All the Pain and None of the Gain: Doctors Fees and the Need for a Free-Market System
October 14, 2015
For several years now, the Ontario government and it’s 28,000 physicians have been playing a game of give and take or, more accurately, give and take, take, take. While dating back decades, for ease of argument, let’s start in 2012 when the Liberal government under Dalton McGuinty got doctors to agree to a 5% cut in fees. Given that doctor fees account for 10 per cent of Ontario’s overall budget and 25 percent of the health-care budget, it was an understandable move by a cash-strapped province, albeit borne on the backs of physicians. Unfortunately, things didn’t turn out quite as planned. The hoped-for savings did not materialize to the extent expected and, instead of simply taking their 5% pay cut and calling it a day, doctors worked harder, saw more patients, and billed for more procedures in order to make up for the shortfall.

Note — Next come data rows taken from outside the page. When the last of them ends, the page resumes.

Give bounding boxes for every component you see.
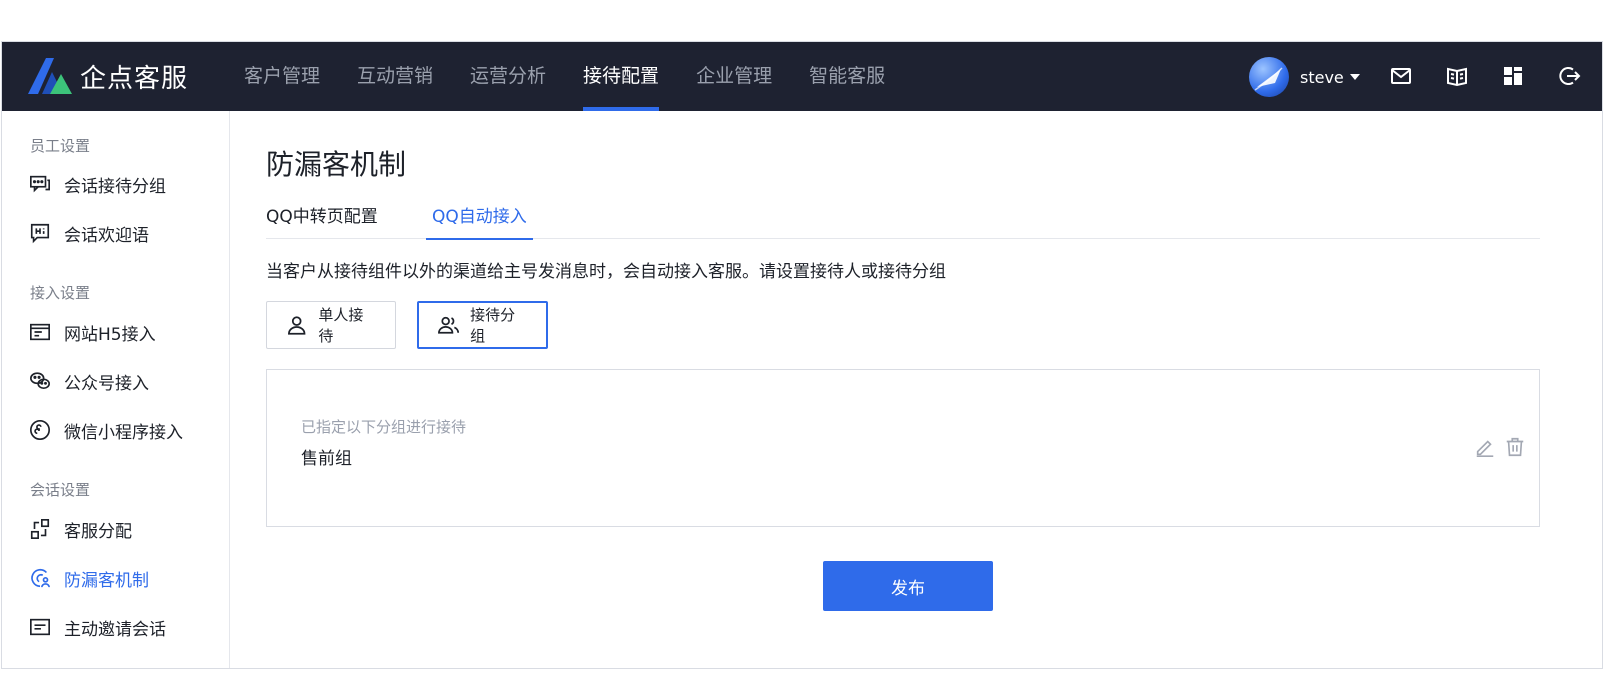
nav-smart-service[interactable]: 智能客服 [793, 42, 901, 111]
assigned-group-name: 售前组 [301, 449, 352, 469]
mail-icon[interactable] [1387, 62, 1415, 90]
page-title: 防漏客机制 [266, 148, 407, 181]
assigned-group-card: 已指定以下分组进行接待 售前组 [266, 369, 1540, 527]
hi-message-icon [28, 221, 52, 245]
sidebar-item-label: 客服分配 [64, 521, 132, 542]
brand-logo[interactable]: 企点客服 [28, 58, 188, 94]
sidebar-item-distribution[interactable]: 客服分配 [28, 514, 228, 544]
person-icon [288, 316, 306, 335]
sidebar-group-session: 会话设置 [30, 481, 91, 499]
top-bar: 企点客服 客户管理 互动营销 运营分析 接待配置 企业管理 智能客服 steve [2, 42, 1602, 111]
sidebar-item-label: 会话接待分组 [64, 176, 166, 197]
anti-leak-icon [28, 566, 52, 590]
sidebar-item-label: 公众号接入 [64, 373, 149, 394]
chat-group-icon [28, 172, 52, 196]
group-reception-label: 接待分组 [470, 306, 516, 345]
people-group-icon [438, 316, 460, 334]
sidebar-item-label: 网站H5接入 [64, 324, 156, 345]
card-actions [1467, 434, 1527, 460]
nav-enterprise-management[interactable]: 企业管理 [680, 42, 788, 111]
sidebar-item-welcome[interactable]: 会话欢迎语 [28, 218, 228, 248]
avatar [1249, 57, 1289, 97]
assigned-group-hint: 已指定以下分组进行接待 [301, 418, 467, 436]
group-reception-button[interactable]: 接待分组 [417, 301, 548, 349]
nav-operation-analysis[interactable]: 运营分析 [454, 42, 562, 111]
sidebar-item-label: 会话欢迎语 [64, 225, 149, 246]
sidebar: 员工设置 会话接待分组 会话欢迎语 接入设置 网站H5接入 公众号接入 微信小程… [2, 111, 230, 668]
sidebar-item-mini-program[interactable]: 微信小程序接入 [28, 415, 228, 445]
main-nav: 客户管理 互动营销 运营分析 接待配置 企业管理 智能客服 [228, 42, 906, 111]
logout-icon[interactable] [1555, 62, 1583, 90]
publish-button[interactable]: 发布 [823, 561, 993, 611]
tab-qq-auto-access[interactable]: QQ自动接入 [426, 203, 533, 240]
trash-icon[interactable] [1503, 434, 1527, 460]
description-text: 当客户从接待组件以外的渠道给主号发消息时，会自动接入客服。请设置接待人或接待分组 [266, 262, 946, 282]
sidebar-item-anti-leak[interactable]: 防漏客机制 [28, 563, 228, 593]
nav-reception-config[interactable]: 接待配置 [567, 42, 675, 111]
chevron-down-icon [1349, 74, 1360, 80]
distribute-icon [28, 517, 52, 541]
brand-logo-icon [28, 58, 72, 94]
sidebar-item-official-account[interactable]: 公众号接入 [28, 366, 228, 396]
nav-customer-management[interactable]: 客户管理 [228, 42, 336, 111]
avatar-plane-icon [1254, 67, 1283, 91]
single-reception-label: 单人接待 [318, 306, 364, 345]
username: steve [1300, 67, 1344, 87]
wechat-icon [28, 369, 52, 393]
sidebar-item-label: 防漏客机制 [64, 570, 149, 591]
tab-bar: QQ中转页配置 QQ自动接入 [266, 203, 1540, 240]
sidebar-item-chat-group[interactable]: 会话接待分组 [28, 169, 228, 199]
brand-name: 企点客服 [80, 63, 189, 94]
sidebar-item-label: 微信小程序接入 [64, 422, 183, 443]
book-icon[interactable] [1443, 62, 1471, 90]
app-window: 企点客服 客户管理 互动营销 运营分析 接待配置 企业管理 智能客服 steve [1, 41, 1603, 669]
invite-icon [28, 615, 52, 639]
edit-icon[interactable] [1473, 434, 1497, 460]
main-content: 防漏客机制 QQ中转页配置 QQ自动接入 当客户从接待组件以外的渠道给主号发消息… [230, 111, 1602, 668]
apps-grid-icon[interactable] [1499, 62, 1527, 90]
user-menu[interactable]: steve [1249, 56, 1360, 98]
sidebar-item-web-h5[interactable]: 网站H5接入 [28, 317, 228, 347]
nav-interactive-marketing[interactable]: 互动营销 [341, 42, 449, 111]
tab-qq-transfer-page[interactable]: QQ中转页配置 [260, 203, 384, 239]
single-reception-button[interactable]: 单人接待 [266, 301, 396, 349]
top-icon-bar [1387, 62, 1602, 90]
sidebar-group-access: 接入设置 [30, 284, 91, 302]
sidebar-group-staff: 员工设置 [30, 137, 91, 155]
sidebar-item-label: 主动邀请会话 [64, 619, 166, 640]
sidebar-item-invite[interactable]: 主动邀请会话 [28, 612, 228, 642]
web-page-icon [28, 320, 52, 344]
mini-program-icon [28, 418, 52, 442]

Eventually, with their contract set to run out in March of 2014, physicians once again began talks with the province in hopes of negotiating a mutually acceptable new agreement. Yet, despite extensive discussions and calling upon the skills of conciliator Warren Winkler, a former Chief Justice of Ontario and facilitator David Naylor, the respected former president of the University of Toronto, the two sides could not reach an agreement. By January of this year, when the Liberal Government – now under Kathleen Wynne – offered a 2.65% cut to OHIP billings, physicians rejected the offer. The government side responded by unilaterally imposing an even bigger 3.15% cut. If that wasn’t bad enough, in round two, which played out October 1st of this year, the government cut doctor fees by an additional 1.3% and unilaterally limited funding for physician services by imposing a hard-cap, a move that, some say, bring about the possibility that by the end of the year, doctors won’t be paid for the work they perform.
In a free-market economy, there are few, if any, employers who can get away with asking their workers to accept pay cut after pay cut after pay cut. Yet the government of Ontario can because the province is in complete control of physicians’ incomes. Doctors are not allowed to extra bill, they are not a union and they don’t have bargaining rights. They are forced to deal with a government that continually makes deals, only to break them. Their only recourse, to leave the country or leave the profession entirely, is a particularly unpalatable option.
Ontario Health Minister Eric Hoskins effectively dismisses the doctors’ grievance, saying they are “handsomely paid”. Although that is arguable given that these de facto public servants have none of the pensions and benefits that other public servants do, his blasé attitude fails to take into account the fact that physicians are essentially small-business people and that despite the straight-jacket-like constraints to the revenue side of their business, the other side, the cost side, does operate in a free market economy. Their overhead costs such as rent, staff wages, supplies, office materials and all the other things that go in to running a practice are subject to free market forces including supply, demand and inflation. Considering this, a doctor’s $354,000 average gross salary looks a little less comely once expenses are netted out.
To be fair, the government is in a tough position. They have a responsibility to fund health care for their citizens, a right that Canadians have proudly and vigorously claim. But so many things, including the age and medical needs of our population, improved (and more expensive) diagnostic technology, and an increase in medical malpractice claims (and associated insurance costs) due, in part, to the relatively recent introduction of contingency fees into Canada, have changed since then.
Like it or not, the time has come for Canadians to consider changing to a market-based health care system. Countries including Belgium, France, Germany, Japan, Korea, Luxembourg, Switzerland and the Netherlands are able to successfully provide universal access to health care to their citizens using some form of competitive market model that includes giving people the option to access services either within or without the government system. The benefit in these countries has been a reduction in wait times and cost cuts to the taxpayer system as well as the introduction of some free-market access for health care providers. It’s a system that Canadians need to explore.